Marketing collateral is only effective if it captures the attention of readers and makes them take action. In this regard, the design of a printed piece is as important as the content. Before designing any corporate advertisement, you must understand the core aspects of design. When these components are combined, the most compelling custom posters, flyers, brochures, and postcards result.
Graphic design elements must be in agreement, resulting in unity. Agreement can be conceptual, visual, or both and occurs when the elements belong together rather than being arbitrarily added. Visual unity is achieved through proximity, alignment, repetition, and contrast. Design elements seem to belong together when they are located near each other, are aligned, or repeat a certain characteristic such as size.
With contrast comes variety, adding interest to the piece. When creating the design, try to balance variety and unity to create order as well as visual interest. Conceptual unity occurs when design elements pertain to the same subject. By altering a single element slightly, the perception of the other elements is changed. This is the concept of gestalt and can be manipulated through figure/ground, closure, and continuation of a design.

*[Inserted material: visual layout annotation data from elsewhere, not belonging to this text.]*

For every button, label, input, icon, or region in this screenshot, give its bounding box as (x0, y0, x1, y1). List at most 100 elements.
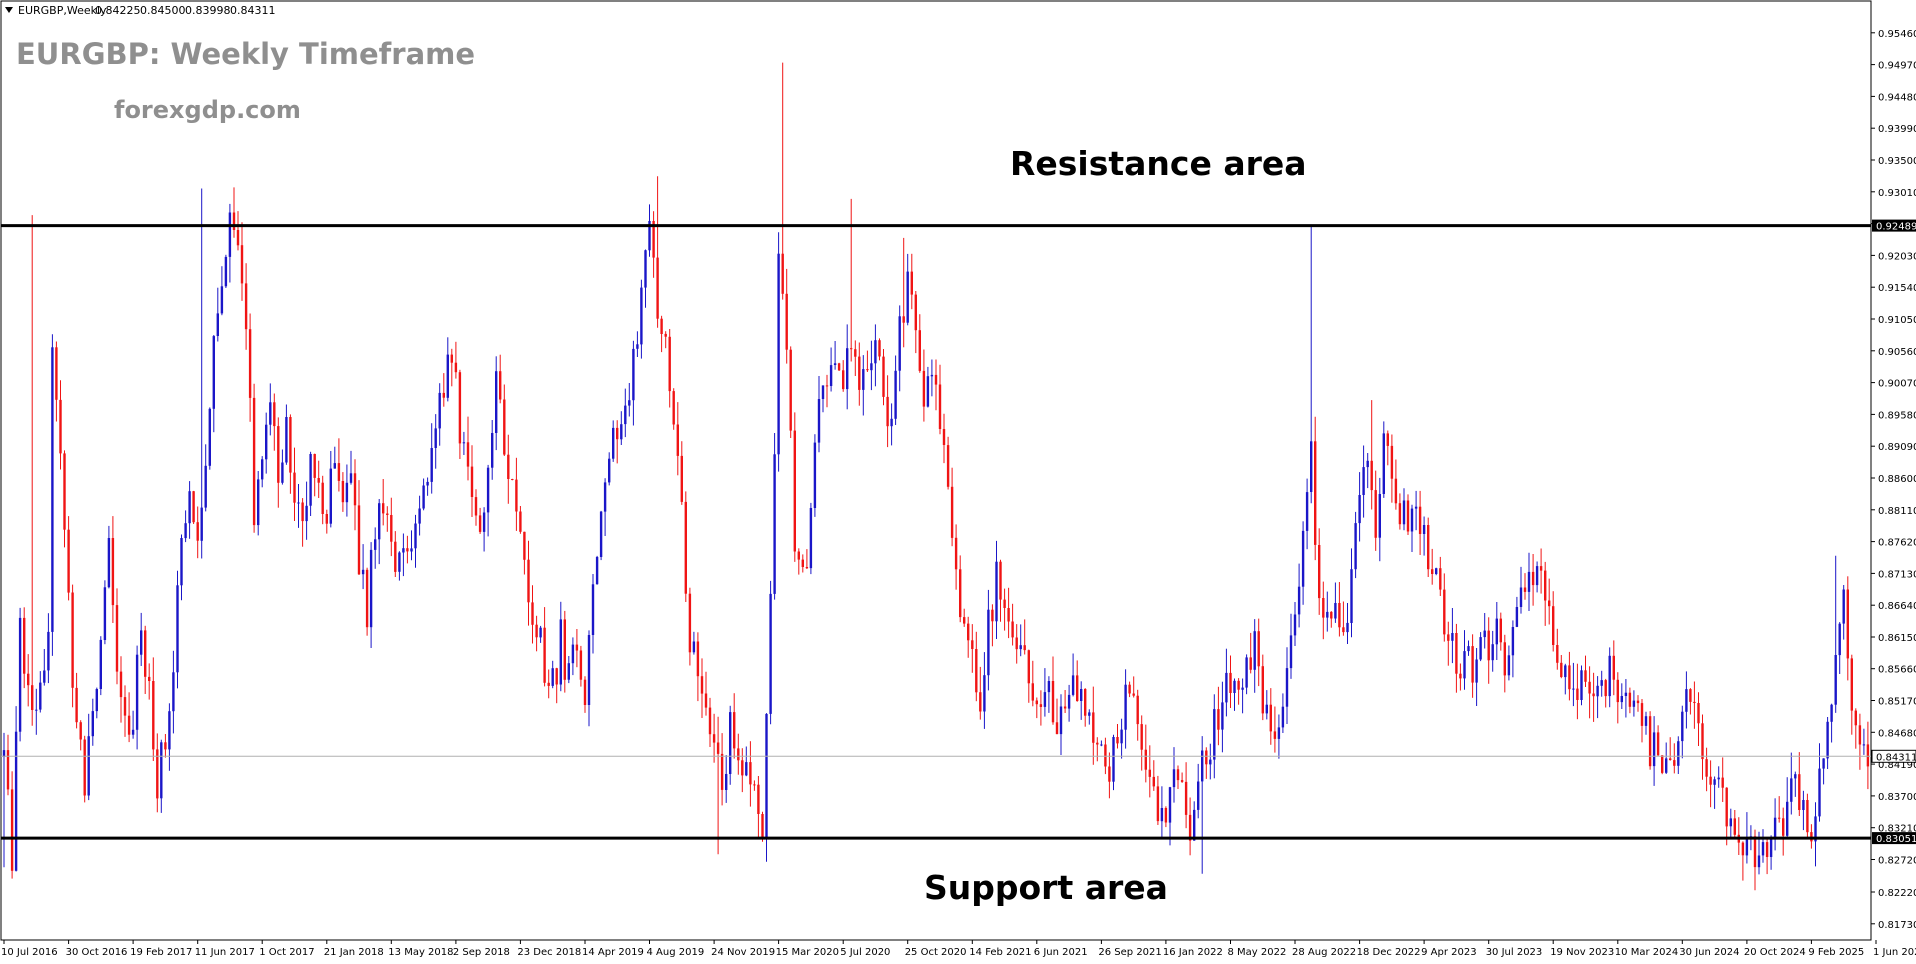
y-tick-label: 0.95460 (1878, 29, 1916, 40)
candle (1080, 681, 1083, 720)
candle-body (1487, 630, 1490, 661)
candle (531, 585, 534, 644)
candle (1067, 684, 1071, 722)
candle-body (1669, 758, 1672, 760)
candle-body (922, 370, 926, 407)
candle-body (511, 479, 514, 480)
candle (1398, 493, 1402, 530)
candle (240, 222, 244, 301)
candle (289, 414, 292, 494)
candle-body (491, 433, 494, 468)
candle (1644, 711, 1648, 735)
candle-body (1241, 687, 1244, 690)
candle-body (1798, 774, 1801, 810)
candle-body (470, 466, 474, 497)
x-tick-label: 19 Feb 2017 (130, 947, 192, 958)
candle-body (289, 417, 292, 473)
candle-body (733, 712, 736, 749)
candle-body (333, 463, 336, 469)
candle-body (204, 465, 207, 508)
candle-body (1398, 503, 1402, 525)
candle (220, 266, 224, 316)
candle-body (273, 402, 276, 427)
candle-body (1318, 545, 1321, 599)
candle-body (51, 347, 54, 632)
candle (515, 457, 518, 531)
candle-body (99, 639, 102, 689)
candle-body (1164, 808, 1168, 823)
candle-body (1729, 818, 1732, 827)
candle-body (329, 468, 332, 524)
candle-body (704, 693, 708, 708)
y-tick-label: 0.94480 (1878, 92, 1916, 103)
candle-body (1467, 646, 1470, 652)
candle-body (1140, 724, 1143, 750)
candle-body (184, 523, 187, 539)
candle (466, 416, 470, 481)
candle (1769, 835, 1773, 870)
candle-body (200, 507, 203, 541)
candle-body (846, 348, 849, 390)
y-tick-label: 0.82720 (1878, 856, 1916, 867)
candle (281, 449, 284, 485)
candle-body (269, 402, 272, 425)
candle-body (152, 681, 155, 750)
y-tick-label: 0.82220 (1878, 888, 1916, 899)
candle-body (406, 548, 409, 552)
candle-body (1128, 684, 1131, 694)
candle-body (1257, 631, 1260, 667)
candle (1273, 706, 1277, 753)
candle (878, 338, 881, 361)
candle-body (59, 399, 62, 454)
candle (741, 748, 744, 793)
y-tick-label: 0.87620 (1878, 538, 1916, 549)
candle (1709, 760, 1712, 808)
candle-body (1055, 722, 1059, 735)
candle-body (164, 742, 167, 750)
candle-body (942, 429, 946, 445)
candle (1394, 459, 1398, 510)
candle-body (793, 430, 796, 552)
candle (950, 467, 954, 547)
candle (1814, 802, 1817, 867)
candle-body (954, 537, 958, 570)
candle-body (1136, 695, 1139, 725)
candle (1023, 619, 1026, 655)
candle-body (837, 363, 841, 371)
candle-body (878, 340, 881, 357)
candle (846, 324, 849, 410)
candle-body (712, 734, 716, 743)
candle-body (692, 641, 696, 653)
candle-body (1124, 684, 1127, 730)
candle (1136, 689, 1139, 741)
candle-body (1697, 703, 1700, 724)
candle (1221, 681, 1224, 753)
candle (1539, 548, 1543, 594)
x-tick-label: 30 Jul 2023 (1486, 947, 1543, 958)
candle-body (265, 424, 268, 460)
candle-body (563, 619, 566, 680)
candle (1701, 714, 1704, 780)
candle-body (1305, 492, 1309, 531)
candle-body (918, 330, 921, 371)
candle-body (640, 287, 643, 345)
candle-body (833, 363, 837, 365)
candle (979, 666, 982, 720)
candle (1717, 766, 1720, 788)
candle (1677, 736, 1680, 774)
support-price-tag-box (1872, 832, 1916, 845)
candle (910, 253, 913, 310)
x-tick-label: 28 Aug 2022 (1292, 947, 1356, 958)
candle-body (495, 371, 498, 433)
candle (47, 613, 50, 684)
candle-body (1071, 675, 1075, 695)
candle-body (753, 784, 756, 786)
candle (1443, 573, 1446, 642)
candle (942, 413, 946, 464)
candle (648, 204, 651, 257)
candle-body (261, 459, 264, 480)
triangle-down-icon[interactable] (5, 7, 13, 13)
watermark-title: EURGBP: Weekly Timeframe (16, 37, 475, 71)
candle (1866, 721, 1870, 790)
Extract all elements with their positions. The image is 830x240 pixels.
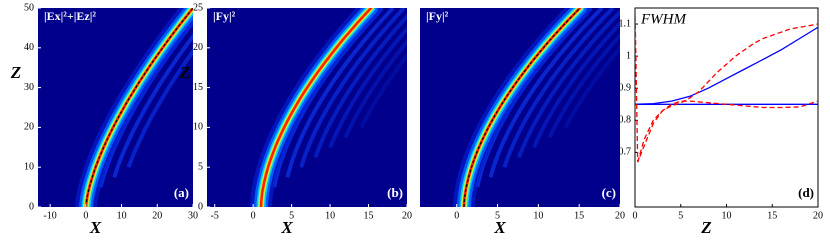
x-tick-label: 20 <box>615 210 625 221</box>
fringe <box>517 9 620 158</box>
y-tick-label: 0.9 <box>619 83 632 94</box>
panel-title: |Ex|²+|Ez|² <box>44 9 96 23</box>
y-tick-label: 1.1 <box>619 18 632 29</box>
x-tick-label: 20 <box>152 210 162 221</box>
fringe <box>532 20 620 149</box>
panel-label: (c) <box>602 185 616 200</box>
fringe <box>313 13 407 158</box>
y-tick-label: 20 <box>193 42 203 53</box>
heatmap-field <box>453 8 620 207</box>
fringe <box>563 45 620 129</box>
x-tick-label: 20 <box>402 210 412 221</box>
x-tick-label: 15 <box>364 210 374 221</box>
x-tick-label: 10 <box>533 210 543 221</box>
x-axis-label: Z <box>700 218 711 237</box>
y-tick-label: 10 <box>193 122 203 133</box>
panel-title: FWHM <box>640 11 687 27</box>
x-tick-label: 10 <box>325 210 335 221</box>
x-tick-label: -5 <box>211 210 219 221</box>
y-tick-label: 0 <box>198 201 203 212</box>
beam-centerline <box>85 8 193 207</box>
panel-title: |Fy|² <box>426 9 449 23</box>
beam-centerline <box>463 8 581 207</box>
y-axis-label: Z <box>179 63 190 82</box>
fringe <box>285 8 395 178</box>
x-tick-label: 10 <box>722 210 732 221</box>
x-axis-label: X <box>493 218 506 237</box>
y-axis-label: Z <box>10 63 21 82</box>
x-axis-label: X <box>89 218 102 237</box>
x-tick-label: 0 <box>83 210 88 221</box>
x-tick-label: 0 <box>251 210 256 221</box>
heatmap-field <box>250 8 407 207</box>
x-tick-label: 5 <box>678 210 683 221</box>
x-tick-label: 20 <box>813 210 823 221</box>
x-tick-label: 5 <box>289 210 294 221</box>
fringe <box>359 52 407 129</box>
x-axis-label: X <box>280 218 293 237</box>
panel-label: (b) <box>387 185 403 200</box>
y-tick-label: 5 <box>198 161 203 172</box>
y-tick-label: 40 <box>24 42 34 53</box>
fringe <box>502 8 615 168</box>
fringe <box>547 32 620 139</box>
panel-title: |Fy|² <box>213 9 236 23</box>
y-tick-label: 0.7 <box>619 147 632 158</box>
series-line <box>635 8 818 163</box>
y-tick-label: 10 <box>24 161 34 172</box>
y-tick-label: 15 <box>193 82 203 93</box>
x-tick-label: 30 <box>188 210 198 221</box>
y-tick-label: 0 <box>29 201 34 212</box>
x-tick-label: 0 <box>454 210 459 221</box>
y-tick-label: 1 <box>626 50 631 61</box>
x-tick-label: -10 <box>43 210 56 221</box>
y-tick-label: 50 <box>24 2 34 13</box>
lines <box>635 8 818 163</box>
fringe <box>299 8 406 168</box>
x-tick-label: 0 <box>633 210 638 221</box>
y-tick-label: 30 <box>24 82 34 93</box>
fringe <box>328 25 407 149</box>
fringe <box>112 32 193 178</box>
y-tick-label: 20 <box>24 122 34 133</box>
fringe <box>126 47 193 168</box>
heatmap-field <box>75 8 193 207</box>
x-tick-label: 5 <box>495 210 500 221</box>
series-line <box>637 100 818 163</box>
series-line <box>635 26 818 105</box>
beam <box>259 8 373 207</box>
x-tick-label: 15 <box>767 210 777 221</box>
fringe <box>488 8 604 178</box>
x-tick-label: 10 <box>117 210 127 221</box>
fringe <box>343 38 407 139</box>
x-tick-label: 15 <box>574 210 584 221</box>
panel-label: (d) <box>798 185 814 200</box>
panel-label: (a) <box>174 185 189 200</box>
y-tick-label: 0.8 <box>619 115 632 126</box>
y-tick-label: 25 <box>193 2 203 13</box>
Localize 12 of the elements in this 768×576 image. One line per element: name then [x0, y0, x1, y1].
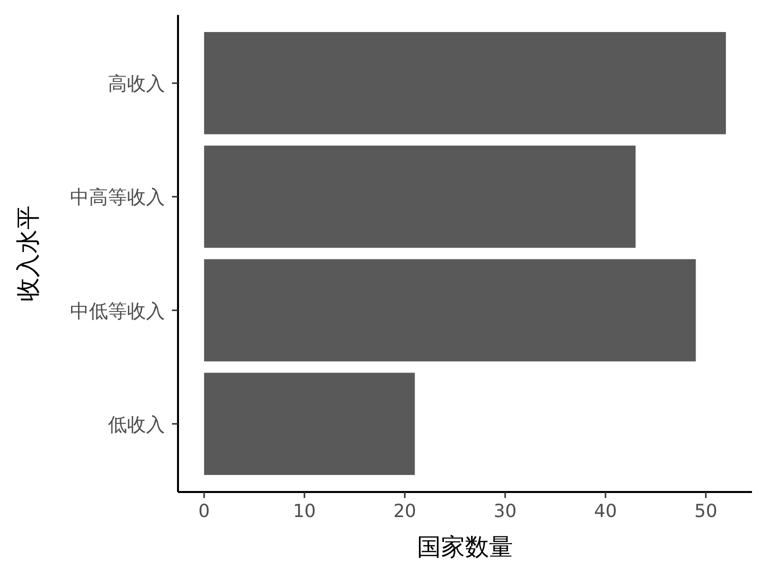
x-tick-label: 50	[694, 501, 718, 522]
x-tick-label: 30	[494, 501, 517, 522]
x-tick-label: 20	[393, 501, 416, 522]
y-axis-title: 收入水平	[14, 206, 42, 302]
x-tick-label: 40	[594, 501, 617, 522]
y-tick-label: 中高等收入	[70, 186, 165, 209]
y-tick-label: 中低等收入	[70, 300, 165, 322]
x-axis-title: 国家数量	[417, 533, 513, 561]
y-tick-label: 高收入	[108, 73, 165, 96]
y-tick-label: 低收入	[108, 414, 165, 436]
x-tick-label: 0	[198, 501, 210, 522]
x-tick-label: 10	[292, 501, 316, 522]
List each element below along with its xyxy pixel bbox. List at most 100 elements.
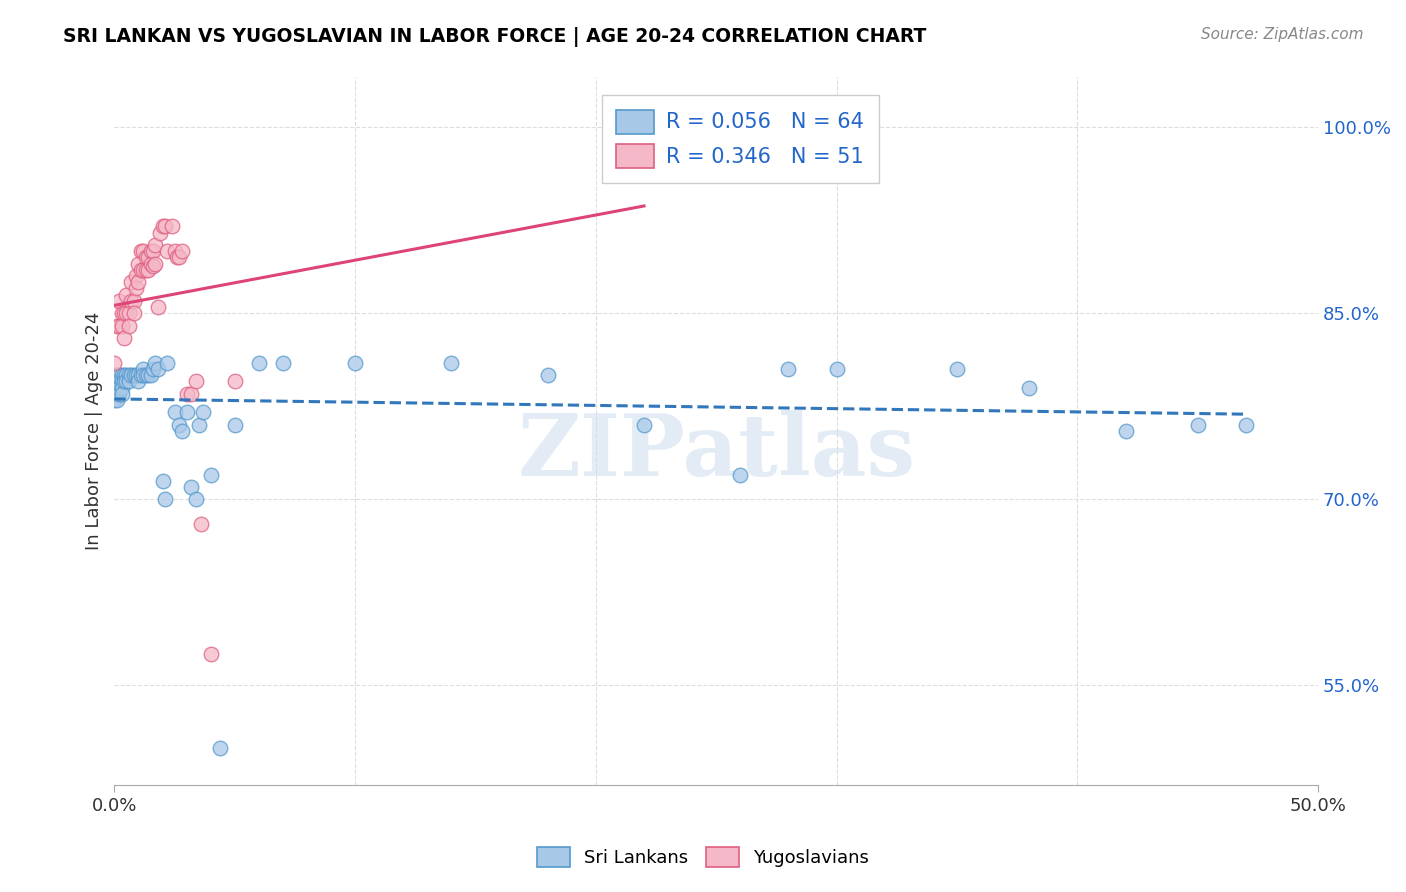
- Point: [118, 368, 141, 383]
- Point: [127, 368, 149, 383]
- Point: [103, 381, 125, 395]
- Point: [105, 368, 128, 383]
- Point: [730, 467, 752, 482]
- Point: [122, 368, 145, 383]
- Point: [142, 259, 165, 273]
- Point: [160, 219, 183, 234]
- Legend: Sri Lankans, Yugoslavians: Sri Lankans, Yugoslavians: [530, 839, 876, 874]
- Point: [105, 393, 128, 408]
- Point: [186, 492, 208, 507]
- Point: [633, 417, 655, 432]
- Point: [122, 293, 145, 308]
- Point: [132, 368, 155, 383]
- Point: [125, 268, 148, 283]
- Point: [169, 417, 191, 432]
- Point: [103, 368, 125, 383]
- Point: [129, 368, 152, 383]
- Point: [112, 375, 135, 389]
- Point: [180, 480, 202, 494]
- Point: [200, 648, 222, 662]
- Point: [633, 114, 655, 128]
- Point: [129, 262, 152, 277]
- Point: [132, 244, 155, 259]
- Point: [180, 387, 202, 401]
- Point: [118, 306, 141, 320]
- Point: [1234, 417, 1257, 432]
- Point: [146, 362, 169, 376]
- Point: [111, 381, 134, 395]
- Point: [344, 356, 367, 370]
- Point: [187, 417, 209, 432]
- Legend: R = 0.056   N = 64, R = 0.346   N = 51: R = 0.056 N = 64, R = 0.346 N = 51: [602, 95, 879, 183]
- Point: [200, 467, 222, 482]
- Point: [1018, 381, 1040, 395]
- Point: [825, 362, 848, 376]
- Point: [115, 287, 138, 301]
- Point: [135, 262, 157, 277]
- Point: [118, 375, 141, 389]
- Point: [1115, 424, 1137, 438]
- Point: [139, 256, 162, 270]
- Point: [224, 417, 246, 432]
- Point: [142, 362, 165, 376]
- Point: [111, 368, 134, 383]
- Point: [176, 405, 198, 419]
- Point: [135, 251, 157, 265]
- Point: [111, 375, 134, 389]
- Point: [127, 375, 149, 389]
- Point: [163, 405, 186, 419]
- Point: [152, 474, 174, 488]
- Point: [120, 293, 142, 308]
- Point: [115, 306, 138, 320]
- Point: [146, 300, 169, 314]
- Point: [946, 362, 969, 376]
- Point: [778, 362, 800, 376]
- Point: [111, 306, 134, 320]
- Point: [170, 424, 193, 438]
- Point: [112, 368, 135, 383]
- Point: [112, 331, 135, 345]
- Point: [125, 281, 148, 295]
- Point: [127, 256, 149, 270]
- Point: [143, 356, 166, 370]
- Point: [139, 244, 162, 259]
- Point: [170, 244, 193, 259]
- Point: [224, 375, 246, 389]
- Point: [190, 517, 212, 532]
- Point: [111, 318, 134, 333]
- Point: [122, 306, 145, 320]
- Point: [186, 375, 208, 389]
- Point: [132, 262, 155, 277]
- Point: [271, 356, 294, 370]
- Point: [537, 368, 560, 383]
- Point: [108, 318, 131, 333]
- Point: [1187, 417, 1209, 432]
- Point: [125, 368, 148, 383]
- Point: [247, 356, 270, 370]
- Point: [136, 262, 159, 277]
- Point: [142, 244, 165, 259]
- Point: [163, 244, 186, 259]
- Point: [120, 368, 142, 383]
- Point: [156, 356, 179, 370]
- Point: [103, 393, 125, 408]
- Point: [127, 275, 149, 289]
- Point: [176, 387, 198, 401]
- Point: [135, 368, 157, 383]
- Point: [153, 492, 176, 507]
- Point: [153, 219, 176, 234]
- Point: [440, 356, 463, 370]
- Point: [139, 368, 162, 383]
- Y-axis label: In Labor Force | Age 20-24: In Labor Force | Age 20-24: [86, 312, 103, 550]
- Point: [105, 318, 128, 333]
- Point: [108, 387, 131, 401]
- Point: [132, 362, 155, 376]
- Point: [136, 251, 159, 265]
- Point: [209, 740, 232, 755]
- Point: [136, 368, 159, 383]
- Point: [105, 381, 128, 395]
- Point: [166, 251, 188, 265]
- Point: [108, 381, 131, 395]
- Point: [156, 244, 179, 259]
- Point: [120, 275, 142, 289]
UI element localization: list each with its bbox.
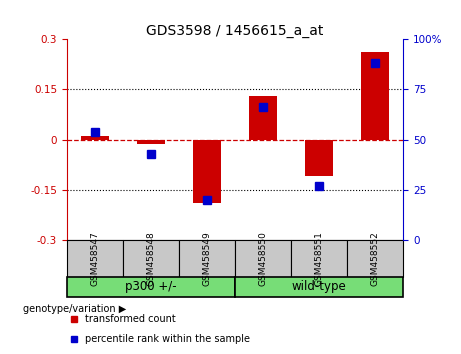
Bar	[361, 52, 390, 139]
Text: GSM458548: GSM458548	[147, 231, 155, 286]
Text: GSM458549: GSM458549	[202, 231, 212, 286]
Text: GSM458547: GSM458547	[90, 231, 100, 286]
Text: GSM458551: GSM458551	[315, 231, 324, 286]
Text: p300 +/-: p300 +/-	[125, 280, 177, 293]
Bar	[347, 240, 403, 277]
Bar	[123, 240, 179, 277]
Bar	[81, 136, 109, 139]
Text: GSM458552: GSM458552	[371, 231, 380, 286]
Text: transformed count: transformed count	[85, 314, 176, 324]
Bar	[193, 139, 221, 203]
Bar	[249, 96, 277, 139]
Text: wild-type: wild-type	[292, 280, 347, 293]
Bar	[179, 240, 235, 277]
Bar	[235, 240, 291, 277]
Bar	[67, 240, 123, 277]
Bar	[291, 240, 347, 277]
Title: GDS3598 / 1456615_a_at: GDS3598 / 1456615_a_at	[147, 24, 324, 38]
Bar	[305, 139, 333, 177]
Text: genotype/variation ▶: genotype/variation ▶	[23, 304, 126, 314]
Text: percentile rank within the sample: percentile rank within the sample	[85, 335, 250, 344]
Bar	[235, 277, 403, 297]
Bar	[67, 277, 235, 297]
Bar	[137, 139, 165, 144]
Text: GSM458550: GSM458550	[259, 231, 268, 286]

When designing custom posters and other marketing collateral, the typical first urge is to fill all the space available. Whitespace, the space between the design elements, is just as important. A design without whitespace is crowded and confusing. Effective communication results when there is ample space between design elements.
To create a focal point during graphic design, one element can be created to dominate others. This offers readers an initial area of interest. Size, color, position, shape, and style are used to create dominance. These clearly identify where the reader should look first and guide the person through the remainder of the printed piece, with other elements like color and balance providing assistance.